The Yongbyon nuclear plant in North Korea is back online, according to a report by the International Atomic Energy Agency (IAEA). The site which is north of Pyongyang was used to reprocess plutonium for the nation's nuclear weapons programme.

The reactor was shut down in 2007 in an "aid-for-disarmament" agreement but in February of this year, US National Intelligence Director James Clapper said that it was being restarted to supply material for North Korea's ambitious nuclear weapons programme. Now, the IAEA has confirmed that the site has been reactivated after procuring satellite images which indicated "activities related to the five-megawatt reactor, expansion of enrichment facilities and activities related to reprocessing".

The agency's head Yukiya Amano said the data also shows the release of warm water at the facility which could be discharge from the cooling operations. "There are indications the reprocessing plant at Yongbyon has been reactivated," a spokesman of the IAEA was quoted by Reuters as saying.

The UN watchdog was denied access to North Korea in 2009 and could not confirm the extent of the progress at the plant. "However, as we do not have inspectors on the ground we are only observing through satellite imagery. We cannot say for sure. But we have indications of certain activities through the satellite imagery," Amano told journalists at a news conference in Vienna.
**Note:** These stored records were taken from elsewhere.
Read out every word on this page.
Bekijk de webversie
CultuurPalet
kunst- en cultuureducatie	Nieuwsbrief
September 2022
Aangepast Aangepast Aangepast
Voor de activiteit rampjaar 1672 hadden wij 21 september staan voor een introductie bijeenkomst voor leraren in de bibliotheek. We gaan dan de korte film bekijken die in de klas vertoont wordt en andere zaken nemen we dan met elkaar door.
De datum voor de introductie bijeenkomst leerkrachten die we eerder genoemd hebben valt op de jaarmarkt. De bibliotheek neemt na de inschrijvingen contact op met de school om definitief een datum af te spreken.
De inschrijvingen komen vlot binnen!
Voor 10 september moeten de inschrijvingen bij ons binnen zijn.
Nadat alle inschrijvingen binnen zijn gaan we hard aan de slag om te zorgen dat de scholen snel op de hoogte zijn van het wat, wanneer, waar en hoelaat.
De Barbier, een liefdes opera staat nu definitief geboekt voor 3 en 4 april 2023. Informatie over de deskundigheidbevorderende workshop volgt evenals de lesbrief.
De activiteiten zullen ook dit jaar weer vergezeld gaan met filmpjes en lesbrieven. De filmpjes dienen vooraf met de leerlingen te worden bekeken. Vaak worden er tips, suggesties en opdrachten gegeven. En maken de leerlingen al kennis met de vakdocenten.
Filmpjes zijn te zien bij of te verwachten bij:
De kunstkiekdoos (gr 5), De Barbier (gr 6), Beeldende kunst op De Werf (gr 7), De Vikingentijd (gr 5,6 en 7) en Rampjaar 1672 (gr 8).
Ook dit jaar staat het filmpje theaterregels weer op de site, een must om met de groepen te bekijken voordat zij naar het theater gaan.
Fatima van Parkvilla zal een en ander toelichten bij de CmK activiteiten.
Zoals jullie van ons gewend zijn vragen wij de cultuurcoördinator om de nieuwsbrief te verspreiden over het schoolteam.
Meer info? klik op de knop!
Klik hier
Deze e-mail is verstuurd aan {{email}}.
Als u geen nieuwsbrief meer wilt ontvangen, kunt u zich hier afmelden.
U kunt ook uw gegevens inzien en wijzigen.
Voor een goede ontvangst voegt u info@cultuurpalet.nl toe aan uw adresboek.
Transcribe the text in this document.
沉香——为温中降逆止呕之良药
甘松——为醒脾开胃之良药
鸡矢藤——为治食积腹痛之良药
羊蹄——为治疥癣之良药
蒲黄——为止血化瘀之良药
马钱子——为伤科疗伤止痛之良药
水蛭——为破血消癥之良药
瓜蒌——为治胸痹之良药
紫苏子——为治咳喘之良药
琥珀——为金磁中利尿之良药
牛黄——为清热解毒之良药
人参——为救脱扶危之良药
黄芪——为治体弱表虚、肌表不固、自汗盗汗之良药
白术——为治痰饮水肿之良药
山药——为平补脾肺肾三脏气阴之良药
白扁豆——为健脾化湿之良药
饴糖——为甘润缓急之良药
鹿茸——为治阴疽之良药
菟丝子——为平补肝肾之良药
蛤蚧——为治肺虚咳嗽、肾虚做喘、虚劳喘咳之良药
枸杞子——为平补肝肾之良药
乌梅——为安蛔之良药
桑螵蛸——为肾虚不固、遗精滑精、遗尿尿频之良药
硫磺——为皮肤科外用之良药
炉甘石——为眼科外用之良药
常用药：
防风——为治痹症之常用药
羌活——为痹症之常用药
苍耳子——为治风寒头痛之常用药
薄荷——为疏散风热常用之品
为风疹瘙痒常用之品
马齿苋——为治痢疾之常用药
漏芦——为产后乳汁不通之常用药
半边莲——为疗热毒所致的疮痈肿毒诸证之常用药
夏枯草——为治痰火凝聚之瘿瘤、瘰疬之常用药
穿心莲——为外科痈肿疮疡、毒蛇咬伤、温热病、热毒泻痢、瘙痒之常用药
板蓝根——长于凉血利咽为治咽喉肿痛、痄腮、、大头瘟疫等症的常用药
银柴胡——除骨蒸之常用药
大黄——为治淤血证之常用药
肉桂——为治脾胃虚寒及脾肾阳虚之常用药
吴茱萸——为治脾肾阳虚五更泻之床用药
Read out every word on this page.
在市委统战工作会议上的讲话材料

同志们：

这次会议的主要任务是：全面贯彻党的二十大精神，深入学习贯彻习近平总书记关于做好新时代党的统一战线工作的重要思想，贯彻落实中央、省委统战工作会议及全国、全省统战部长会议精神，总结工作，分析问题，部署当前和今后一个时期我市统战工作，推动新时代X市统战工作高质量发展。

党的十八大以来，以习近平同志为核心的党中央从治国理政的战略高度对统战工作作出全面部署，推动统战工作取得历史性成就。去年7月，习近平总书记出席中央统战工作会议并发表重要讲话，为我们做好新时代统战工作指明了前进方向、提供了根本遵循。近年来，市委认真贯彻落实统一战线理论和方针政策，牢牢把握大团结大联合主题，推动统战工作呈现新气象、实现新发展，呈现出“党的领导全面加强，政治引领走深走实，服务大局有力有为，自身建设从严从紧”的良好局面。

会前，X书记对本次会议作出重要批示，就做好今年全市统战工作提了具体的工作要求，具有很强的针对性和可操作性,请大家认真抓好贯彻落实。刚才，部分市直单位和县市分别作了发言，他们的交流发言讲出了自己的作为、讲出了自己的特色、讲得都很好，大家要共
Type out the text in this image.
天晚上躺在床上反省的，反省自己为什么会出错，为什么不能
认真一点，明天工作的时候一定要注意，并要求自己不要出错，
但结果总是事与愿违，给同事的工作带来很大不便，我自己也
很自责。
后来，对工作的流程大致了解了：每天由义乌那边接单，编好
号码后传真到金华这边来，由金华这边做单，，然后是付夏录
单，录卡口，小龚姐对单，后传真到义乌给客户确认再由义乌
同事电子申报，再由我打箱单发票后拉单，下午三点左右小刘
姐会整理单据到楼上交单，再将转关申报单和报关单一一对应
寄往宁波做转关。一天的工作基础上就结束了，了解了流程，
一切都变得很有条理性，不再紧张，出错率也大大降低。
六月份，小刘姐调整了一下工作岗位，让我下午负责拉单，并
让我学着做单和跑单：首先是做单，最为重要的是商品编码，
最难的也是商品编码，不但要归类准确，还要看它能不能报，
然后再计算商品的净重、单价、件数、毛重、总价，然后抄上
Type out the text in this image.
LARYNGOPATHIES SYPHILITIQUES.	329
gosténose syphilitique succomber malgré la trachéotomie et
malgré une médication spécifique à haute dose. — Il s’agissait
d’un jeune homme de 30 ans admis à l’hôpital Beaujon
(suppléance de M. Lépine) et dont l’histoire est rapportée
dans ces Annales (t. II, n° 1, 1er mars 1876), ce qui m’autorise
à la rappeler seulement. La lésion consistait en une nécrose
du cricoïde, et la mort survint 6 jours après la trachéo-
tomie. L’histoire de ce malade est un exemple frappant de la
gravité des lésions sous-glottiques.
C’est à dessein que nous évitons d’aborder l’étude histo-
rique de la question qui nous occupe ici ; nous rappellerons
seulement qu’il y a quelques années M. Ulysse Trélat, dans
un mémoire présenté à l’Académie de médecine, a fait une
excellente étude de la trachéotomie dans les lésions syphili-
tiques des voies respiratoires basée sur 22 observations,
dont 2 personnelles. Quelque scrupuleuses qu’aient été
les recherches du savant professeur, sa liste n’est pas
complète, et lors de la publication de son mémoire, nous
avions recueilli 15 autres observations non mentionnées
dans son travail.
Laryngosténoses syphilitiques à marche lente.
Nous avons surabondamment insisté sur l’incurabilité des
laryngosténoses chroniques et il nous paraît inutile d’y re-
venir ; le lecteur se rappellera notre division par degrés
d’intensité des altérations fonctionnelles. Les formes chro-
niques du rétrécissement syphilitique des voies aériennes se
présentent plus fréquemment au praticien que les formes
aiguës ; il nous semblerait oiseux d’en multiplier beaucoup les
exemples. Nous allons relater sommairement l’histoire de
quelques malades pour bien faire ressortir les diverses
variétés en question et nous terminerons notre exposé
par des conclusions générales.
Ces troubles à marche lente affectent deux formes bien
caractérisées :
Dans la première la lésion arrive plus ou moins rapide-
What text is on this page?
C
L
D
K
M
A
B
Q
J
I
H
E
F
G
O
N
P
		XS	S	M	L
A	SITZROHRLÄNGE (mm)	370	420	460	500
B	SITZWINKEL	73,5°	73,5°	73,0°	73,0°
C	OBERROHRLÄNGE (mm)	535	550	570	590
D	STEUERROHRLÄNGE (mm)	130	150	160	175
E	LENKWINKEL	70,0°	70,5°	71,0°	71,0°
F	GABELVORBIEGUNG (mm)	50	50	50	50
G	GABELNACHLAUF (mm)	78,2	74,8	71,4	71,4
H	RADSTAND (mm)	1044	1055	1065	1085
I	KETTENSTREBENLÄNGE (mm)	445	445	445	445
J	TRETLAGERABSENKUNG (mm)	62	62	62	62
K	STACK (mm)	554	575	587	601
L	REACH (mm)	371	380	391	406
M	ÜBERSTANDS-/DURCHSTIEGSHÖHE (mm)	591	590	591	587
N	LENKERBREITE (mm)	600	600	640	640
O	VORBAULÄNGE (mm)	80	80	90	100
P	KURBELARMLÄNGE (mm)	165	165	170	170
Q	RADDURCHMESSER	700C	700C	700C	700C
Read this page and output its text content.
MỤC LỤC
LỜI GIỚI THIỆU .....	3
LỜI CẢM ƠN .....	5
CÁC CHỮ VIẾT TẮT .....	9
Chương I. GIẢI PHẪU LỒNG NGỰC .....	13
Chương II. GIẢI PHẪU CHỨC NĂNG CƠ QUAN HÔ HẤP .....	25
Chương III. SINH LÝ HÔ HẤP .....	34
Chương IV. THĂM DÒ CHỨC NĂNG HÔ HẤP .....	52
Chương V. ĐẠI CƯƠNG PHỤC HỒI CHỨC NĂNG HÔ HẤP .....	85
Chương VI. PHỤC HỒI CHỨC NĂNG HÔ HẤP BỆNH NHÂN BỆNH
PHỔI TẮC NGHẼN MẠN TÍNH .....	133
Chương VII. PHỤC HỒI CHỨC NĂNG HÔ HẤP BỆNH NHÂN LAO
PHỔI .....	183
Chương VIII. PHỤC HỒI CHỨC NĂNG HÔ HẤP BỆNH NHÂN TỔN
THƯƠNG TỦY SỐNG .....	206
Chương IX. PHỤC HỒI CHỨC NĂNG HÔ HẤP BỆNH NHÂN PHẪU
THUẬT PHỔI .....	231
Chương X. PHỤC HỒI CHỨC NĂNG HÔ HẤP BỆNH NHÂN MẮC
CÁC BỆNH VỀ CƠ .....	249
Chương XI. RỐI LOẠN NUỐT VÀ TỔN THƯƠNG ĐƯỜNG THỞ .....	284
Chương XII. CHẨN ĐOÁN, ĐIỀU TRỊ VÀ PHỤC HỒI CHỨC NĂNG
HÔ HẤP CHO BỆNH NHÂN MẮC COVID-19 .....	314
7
North Korea's Yongbyon nuclear reactor
North Korea's Yongbyon nuclear reactor

In 2013, the Kim Jong Un government stated that it would be restarting the reactor, the same year it also conducted a nuclear test, and experts at the US-Korea Institute at Johns Hopkins University in Baltimore, US, recently pointed out activity and movement of casks that could potentially be carrying chemicals, at the plant.

The reactor could produce enough plutonium to fuel one nuclear bomb per year. In May, Kim announced that North Korea would aim to normalise relations with "hostile" countries, two months before his government warned that it would use "a pre-emptive and offensive nuclear strike" against the US and South Korea if provoked.

South Korea reported that its neighbour had also conducted a failed ballistic missile launch on 31 May. The arms progress by North Korea has been a cause for worry for the UN which adopted tougher sanctions in March in a bid to increase international pressure on the country's nuclear weapons programme.